For a while now leek has been popular among people who want to lose weight or do a spring body cleansing from toxins. Now the scientist found out that leek is particularly good for women since it keeps them from hip arthrosis.
Researchers from London King’s College and the University of East Anglia published an article about the role of leek and its close cousins – onion and garlic, in the prevention of hip arthrosis in women. This was known in scientific circles as a connection with weight and more rapid degradations on joint cartilage, but they couldn’t figure out why. The common thesis was that lower bodyweight simply does less stress on the joints and therefore keeps them healthy.
So they decided to more in detail study the connection of arthrosis and leek which is one vegetable that was rich in minerals, vitamins, fibers and had no effect on weight gain.
A study was done on more than 1000 female twins, which many didn’t have any sign of arthrosis. They kept the detailed diet plan from test subjects and analyzed RTG pictures that can show the smallest changes on the joints. They found out that hip arthrosis is a lot less common in women who had a diet based on larger amounts of fruits and green vegetables, especially leek.

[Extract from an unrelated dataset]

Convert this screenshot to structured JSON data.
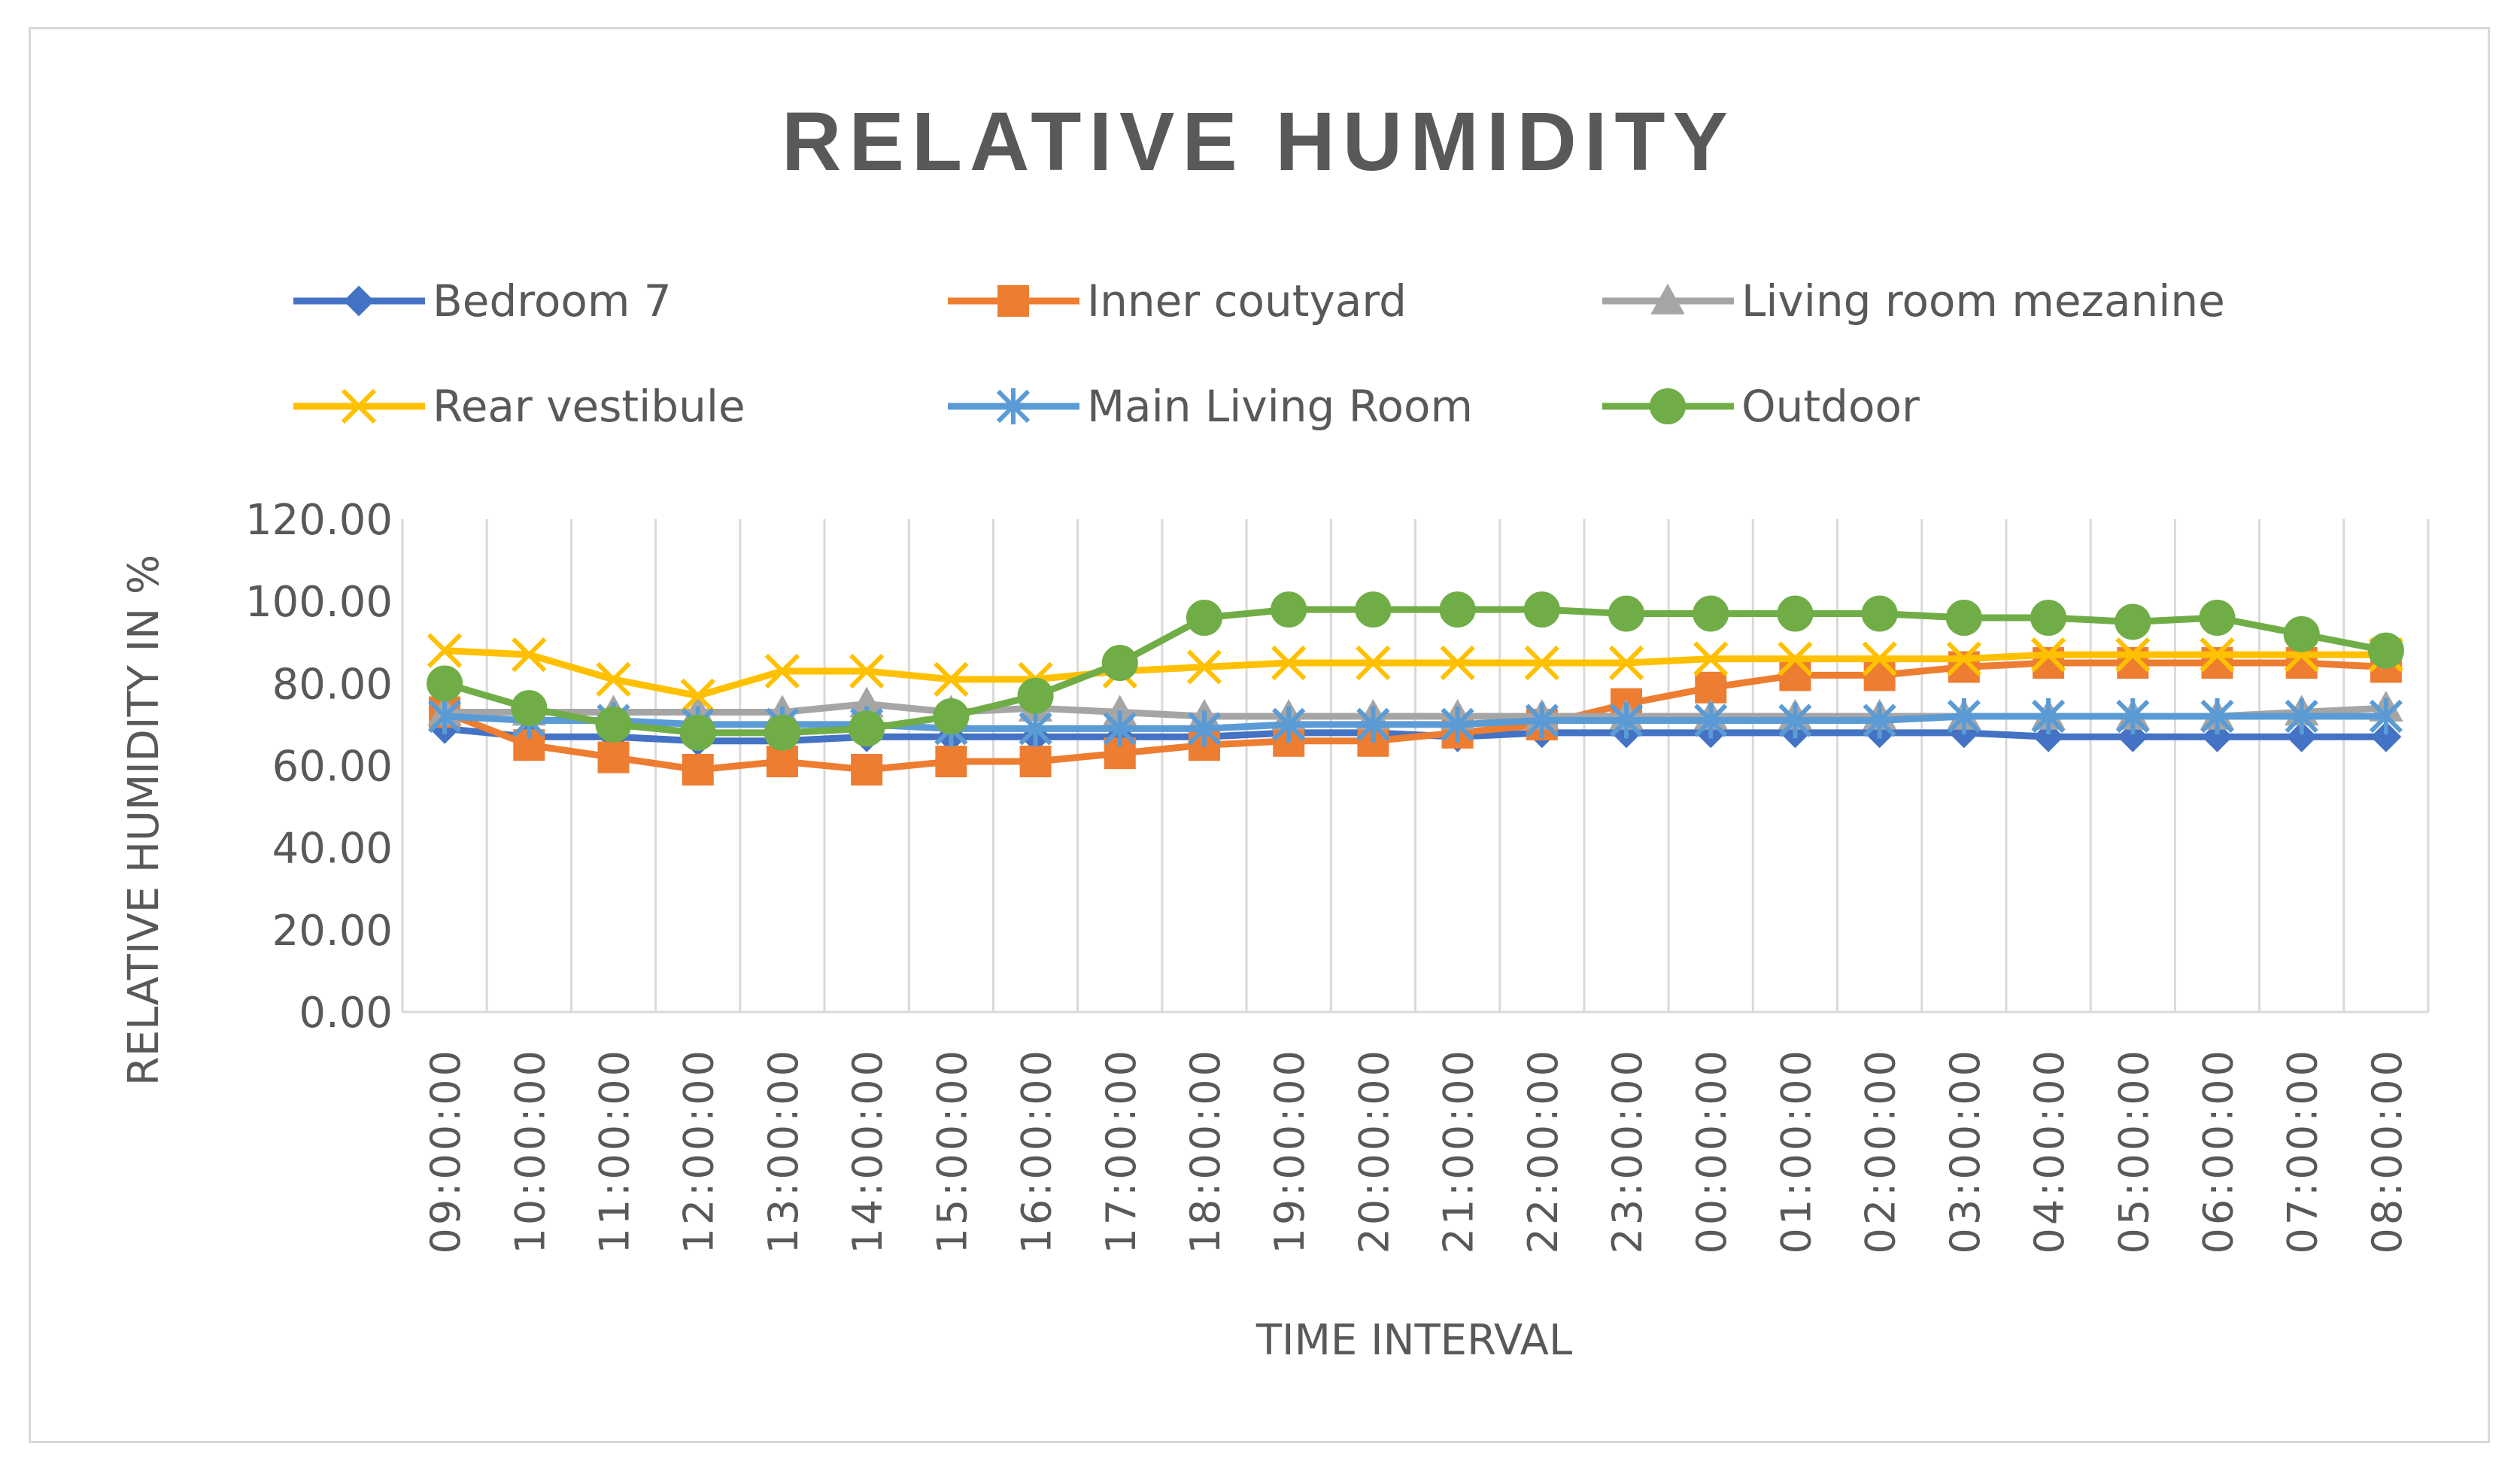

Scientists think that leek has that good effect on big amounts of diallyl disulfide, an active substance that has sulfur. That is a mineral that has a strong anti-inflammatory effect and since in the background of every arthrosis is inflammation, that kind of solved the puzzle.
Origin of leek
As a portion of food and used in medicine, the leek was used by old Egyptians and Greek. It slowly spread to most of Europe. The Latin name for Leek is Allium ampeloprasum var. porrum and it’s a member of the same group of vegetables as scallion, onion, or garlic. Leek is mostly a year-round vegetable, especially during spring when it’s young and rich with nutrients. The plant has a thick white stem in its bottom part and layered deep green leaves.
The whole plant can be consumed but the top of the leaves has a pretty rough texture so it’s less commonly used. Leaves are very rich in beta carotene and vitamin C, but during the cooking, they lose those nutrients, so it’s better to eat leaves raw like salads. In 100g (3.6oz) of leek, there is only 61 kcal, 2.9g carbohydrates but 1.8g of fibers. So it’s great for those who keep their weight in check or have problems with constipation.
Leek has a milder taste than onion or scallion but has more proteins so it’s also good for people doing sports. It is a good source of vitamins from the B complex that is good for nerves and healthy skin, and also very rich in minerals like iron, potassium, magnesium, and manganese which are all essential for a healthy cardiovascular system. But its most important component is sulfur which is part of many types of phyto substances.
Leek has thiosulfinate which during the cutting or any mechanical damage converts into sulfides. Sulfides are phyto substances that act as natural antibiotics and help in fighting bacterial infections. They also lower blood pressure and cholesterol levels which helps keep the healthy heart and brain. They can reduce the risk of some cancers, especially stomach cancer, and also activate lots of enzymes that are important in the detoxification of the body.
Leek has plenty of essential oils that stimulate the secretion of digestive juices and has also a diuretic effect so it’s a good friend of the digestive and urinary tract.
Overall, it’s a very good vegetable if you want to clean your body in the spring from all the toxins you accumulated during the winter and at the same time boost your body with a plenty of good nutrients at low amounts of calories.